From: Jacob Pan <jacob.jun.pan@linux.intel.com>
To: Matt Helsley <matthltc@us.ibm.com>
Cc: LKML <linux-kernel@vger.kernel.org>,
"Kirill A. Shutemov" <kirill@shutemov.name>,
Arjan van de Ven <arjan@linux.intel.com>,
container cgroup <containers@lists.linux-foundation.org>,
Li Zefan <lizf@cn.fujitsu.com>, Paul Menage <menage@google.com>,
akpm@linux-foundation.org, rdunlap@xenotime.net,
Cedric Le Goater <clg@vnet.ibm.com>
Subject: Re: [PATCH 1/1, v7] cgroup/freezer: add per freezer duty ratio control
Date: Tue, 15 Feb 2011 14:18:46 -0800 [thread overview]
Message-ID: <20110215141846.7929277a@putvin> (raw)
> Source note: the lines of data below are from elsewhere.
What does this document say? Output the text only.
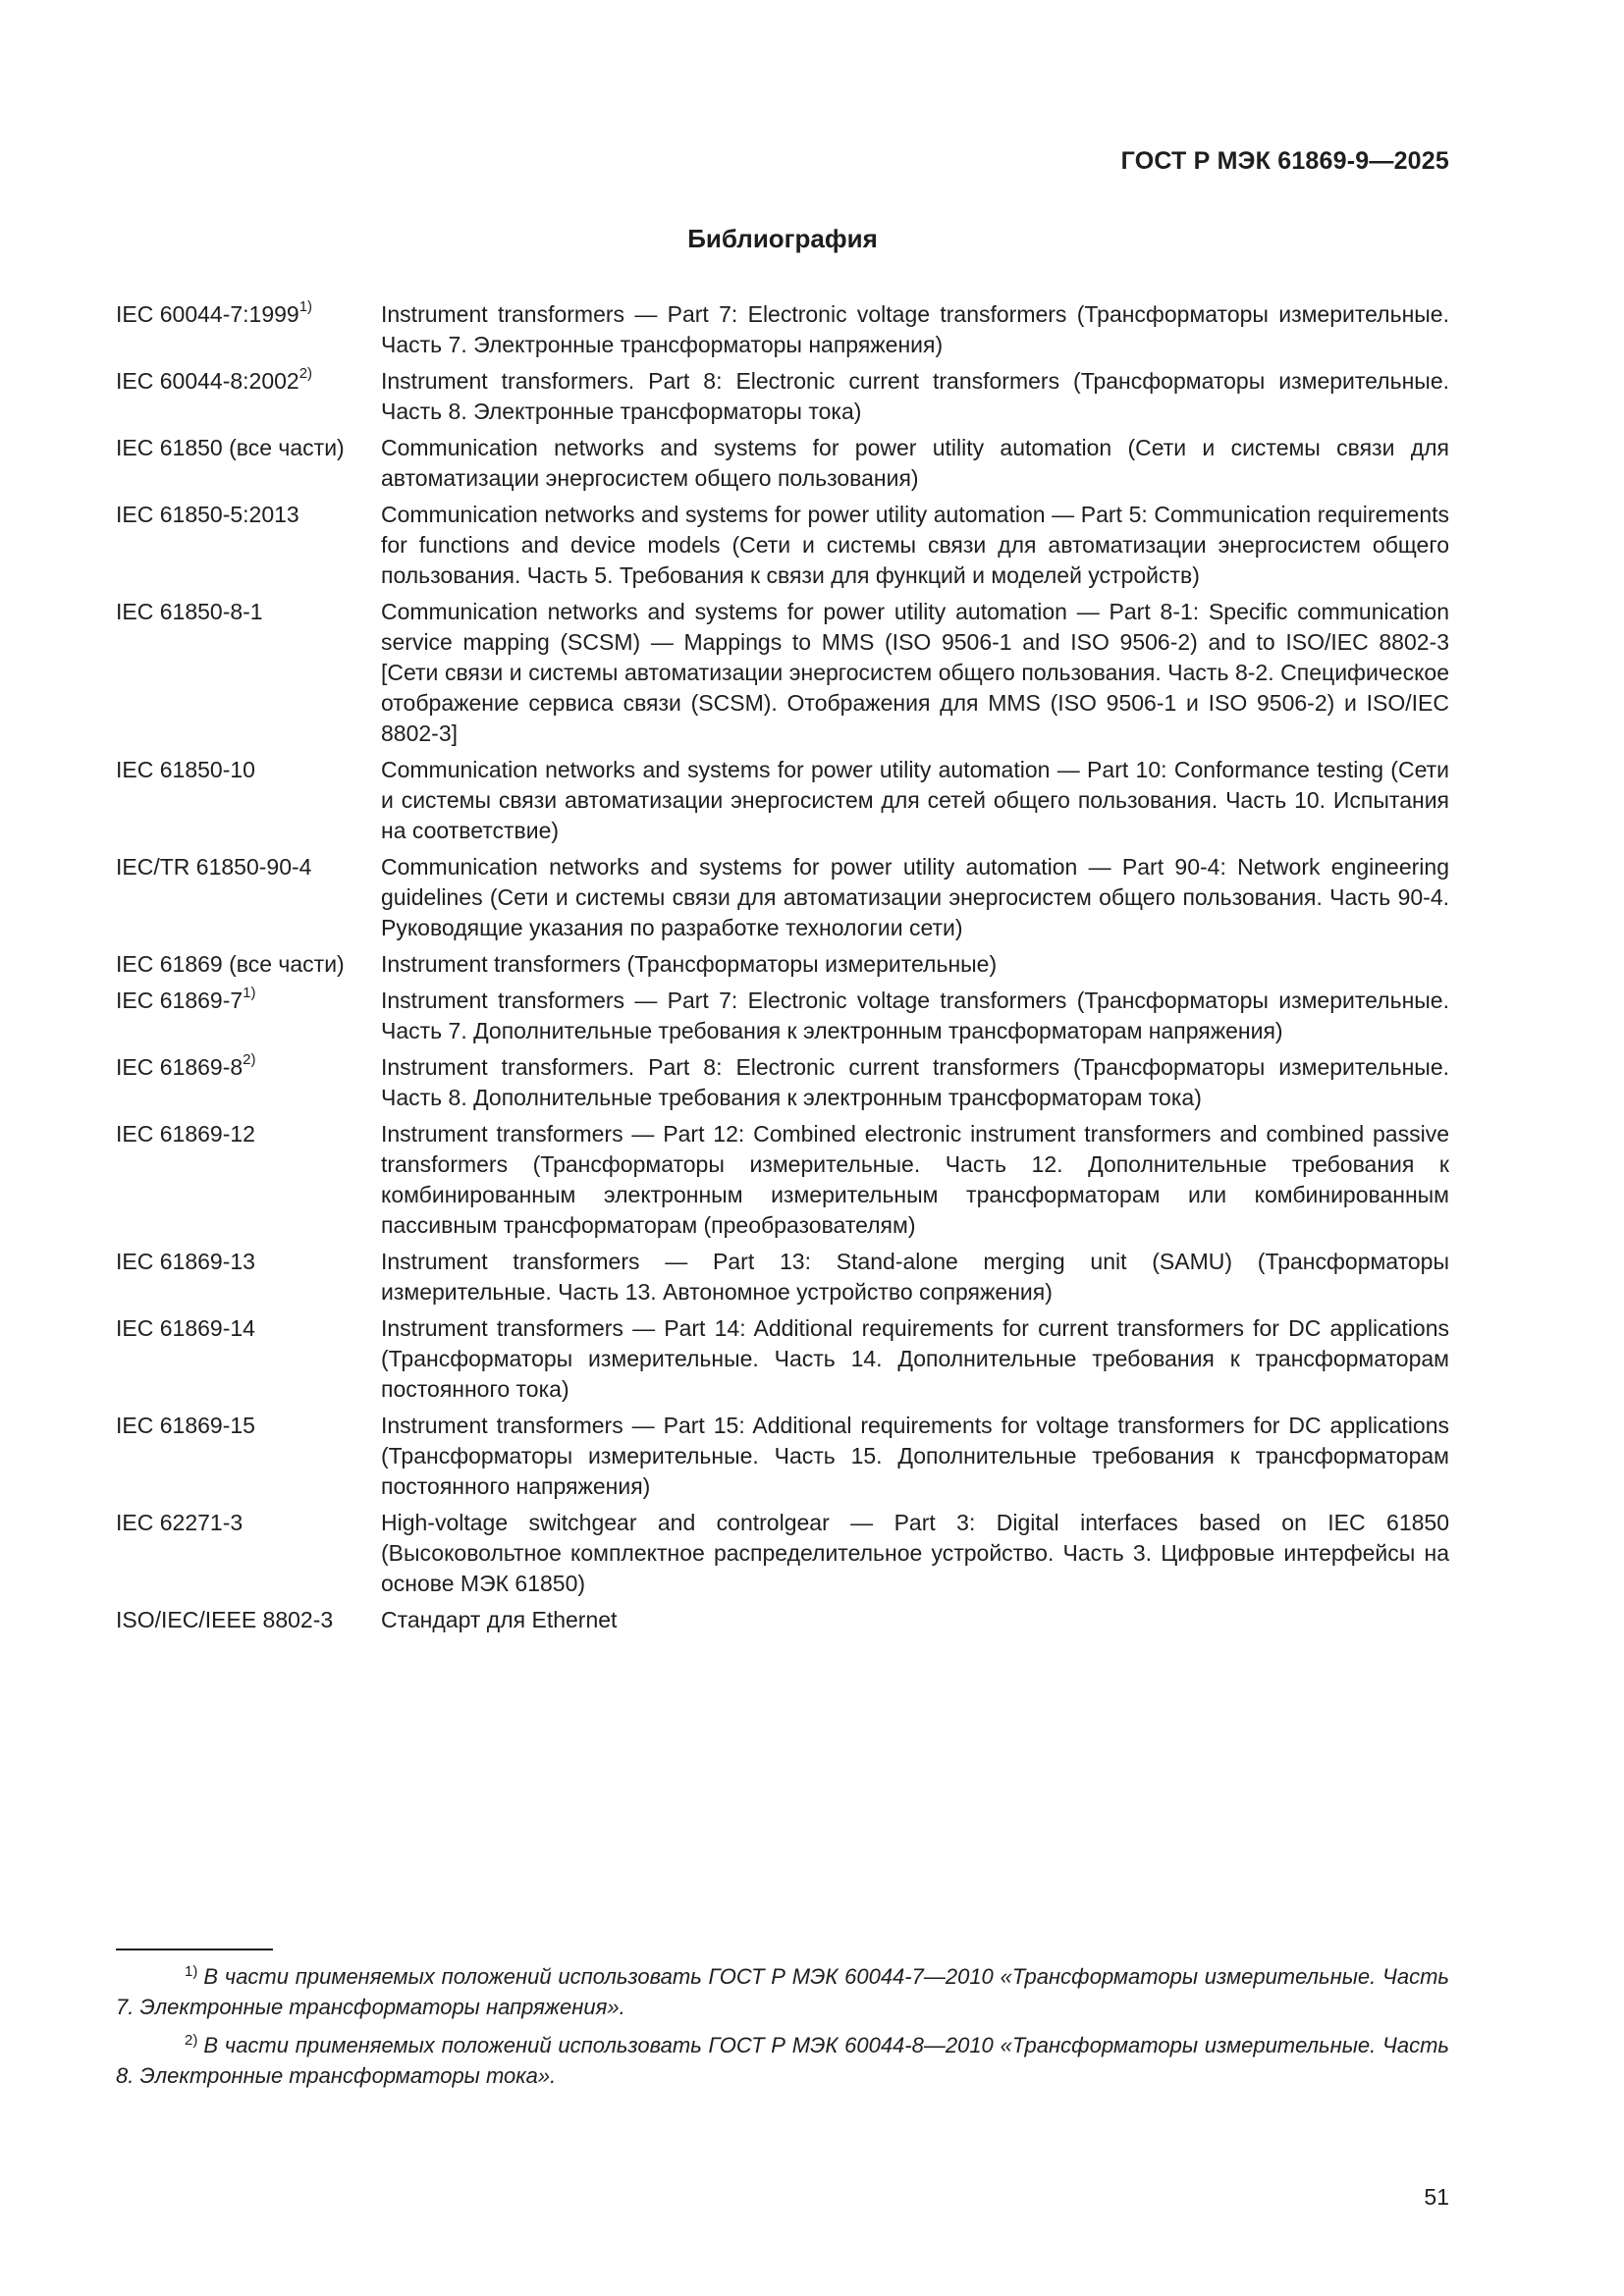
ГОСТ Р МЭК 61869-9—2025
Библиография
IEC 60044-7:1999$^{1)}$	Instrument transformers — Part 7: Electronic voltage transformers (Трансформаторы измерительные. Часть 7. Электронные трансформаторы напряжения)
IEC 60044-8:2002$^{2)}$	Instrument transformers. Part 8: Electronic current transformers (Трансформаторы измерительные. Часть 8. Электронные трансформаторы тока)
IEC 61850 (все части)	Communication networks and systems for power utility automation (Сети и системы связи для автоматизации энергосистем общего пользования)
IEC 61850-5:2013	Communication networks and systems for power utility automation — Part 5: Communication requirements for functions and device models (Сети и системы связи для автоматизации энергосистем общего пользования. Часть 5. Требования к связи для функций и моделей устройств)
IEC 61850-8-1	Communication networks and systems for power utility automation — Part 8-1: Specific communication service mapping (SCSM) — Mappings to MMS (ISO 9506-1 and ISO 9506-2) and to ISO/IEC 8802-3 [Сети связи и системы автоматизации энергосистем общего пользования. Часть 8-2. Специфическое отображение сервиса связи (SCSM). Отображения для MMS (ISO 9506-1 и ISO 9506-2) и ISO/IEC 8802-3]
IEC 61850-10	Communication networks and systems for power utility automation — Part 10: Conformance testing (Сети и системы связи автоматизации энергосистем для сетей общего пользования. Часть 10. Испытания на соответствие)
IEC/TR 61850-90-4	Communication networks and systems for power utility automation — Part 90-4: Network engineering guidelines (Сети и системы связи для автоматизации энергосистем общего пользования. Часть 90-4. Руководящие указания по разработке технологии сети)
IEC 61869 (все части)	Instrument transformers (Трансформаторы измерительные)
IEC 61869-7$^{1)}$	Instrument transformers — Part 7: Electronic voltage transformers (Трансформаторы измерительные. Часть 7. Дополнительные требования к электронным трансформаторам напряжения)
IEC 61869-8$^{2)}$	Instrument transformers. Part 8: Electronic current transformers (Трансформаторы измерительные. Часть 8. Дополнительные требования к электронным трансформаторам тока)
IEC 61869-12	Instrument transformers — Part 12: Combined electronic instrument transformers and combined passive transformers (Трансформаторы измерительные. Часть 12. Дополнительные требования к комбинированным электронным измерительным трансформаторам или комбинированным пассивным трансформаторам (преобразователям)
IEC 61869-13	Instrument transformers — Part 13: Stand-alone merging unit (SAMU) (Трансформаторы измерительные. Часть 13. Автономное устройство сопряжения)
IEC 61869-14	Instrument transformers — Part 14: Additional requirements for current transformers for DC applications (Трансформаторы измерительные. Часть 14. Дополнительные требования к трансформаторам постоянного тока)
IEC 61869-15	Instrument transformers — Part 15: Additional requirements for voltage transformers for DC applications (Трансформаторы измерительные. Часть 15. Дополнительные требования к трансформаторам постоянного напряжения)
IEC 62271-3	High-voltage switchgear and controlgear — Part 3: Digital interfaces based on IEC 61850 (Высоковольтное комплектное распределительное устройство. Часть 3. Цифровые интерфейсы на основе МЭК 61850)
ISO/IEC/IEEE 8802-3	Стандарт для Ethernet
$^{1)}$ В части применяемых положений использовать ГОСТ Р МЭК 60044-7—2010 «Трансформаторы измерительные. Часть 7. Электронные трансформаторы напряжения».
$^{2)}$ В части применяемых положений использовать ГОСТ Р МЭК 60044-8—2010 «Трансформаторы измерительные. Часть 8. Электронные трансформаторы тока».
51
In-Reply-To: <20110214230933.GP16432@count0.beaverton.ibm.com>
On Mon, 14 Feb 2011 15:09:33 -0800
Matt Helsley <matthltc@us.ibm.com> wrote:
> On Mon, Feb 14, 2011 at 11:41:42AM -0800, jacob pan wrote:
> > On Sat, 12 Feb 2011 15:29:07 -0800
> > Matt Helsley <matthltc@us.ibm.com> wrote:
> >
> > > On Fri, Feb 11, 2011 at 11:10:44AM -0800,
> > > jacob.jun.pan@linux.intel.com wrote:
> > > > From: Jacob Pan <jacob.jun.pan@linux.intel.com>
>
> <snip>
>
> > > > cgroup. +To make the tasks frozen at 90% of the time every 5
> > > > seconds, do: +
> > > > +[root@localhost ]# echo 90 > freezer.duty_ratio_pct
> > > > +[root@localhost ]# echo 5000 > freezer.period_ms
> > > > +
> > > > +After that, the application in this freezer cgroup will only be
> > > > +allowed to run at the following pattern.
> > > > + __ __ __
> > > > + | |<-- 90% frozen -->| | | |
> > > > +____| |__________________| |__________________| |_____
> > > > +
> > > > + |<---- 5 seconds ---->|
> > >
> > > So most of the time I've been reviewing this I managed to invert
> > > it! I imagined "duty" meant the tasks were "on duty" ie runnable
> > > ie thawed. But according this this documentation it's the
> > > opposite...
> > >
> > My logic is that since this is a freezer, so positive logic should
> > be frozen instead of thaw.
>
> Yup, I figured as much. That's the reason I didn't ask you to swap the
> meaning of the ratio values.
>
> > > I've reviewed my review and now my comments are consistent with
> > > the above. :) However it makes me wonder if there are better
> > > names which would avoid this confusion.
> > >
> > How about frozen_time_pct?
>
using frozen_time_percentage in v9
> Much better! nit: I don't know if _pct is obvious to everyone but it
> only takes 4 more characters to make it so..
>
> > > > diff --git a/kernel/cgroup_freezer.c b/kernel/cgroup_freezer.c
>
> <snip>
>
> > > > +static void freezer_work_fn(struct work_struct *work)
> > > > +{
> > > > + struct freezer *freezer;
> > > > + unsigned long delay_jiffies = 0;
> > > > + enum freezer_state goal_state;
> > > > +
> > >
> > > Looking better. There are alot of field accesses here which can
> > > race with writes to the cgroup's duty ratio and period files.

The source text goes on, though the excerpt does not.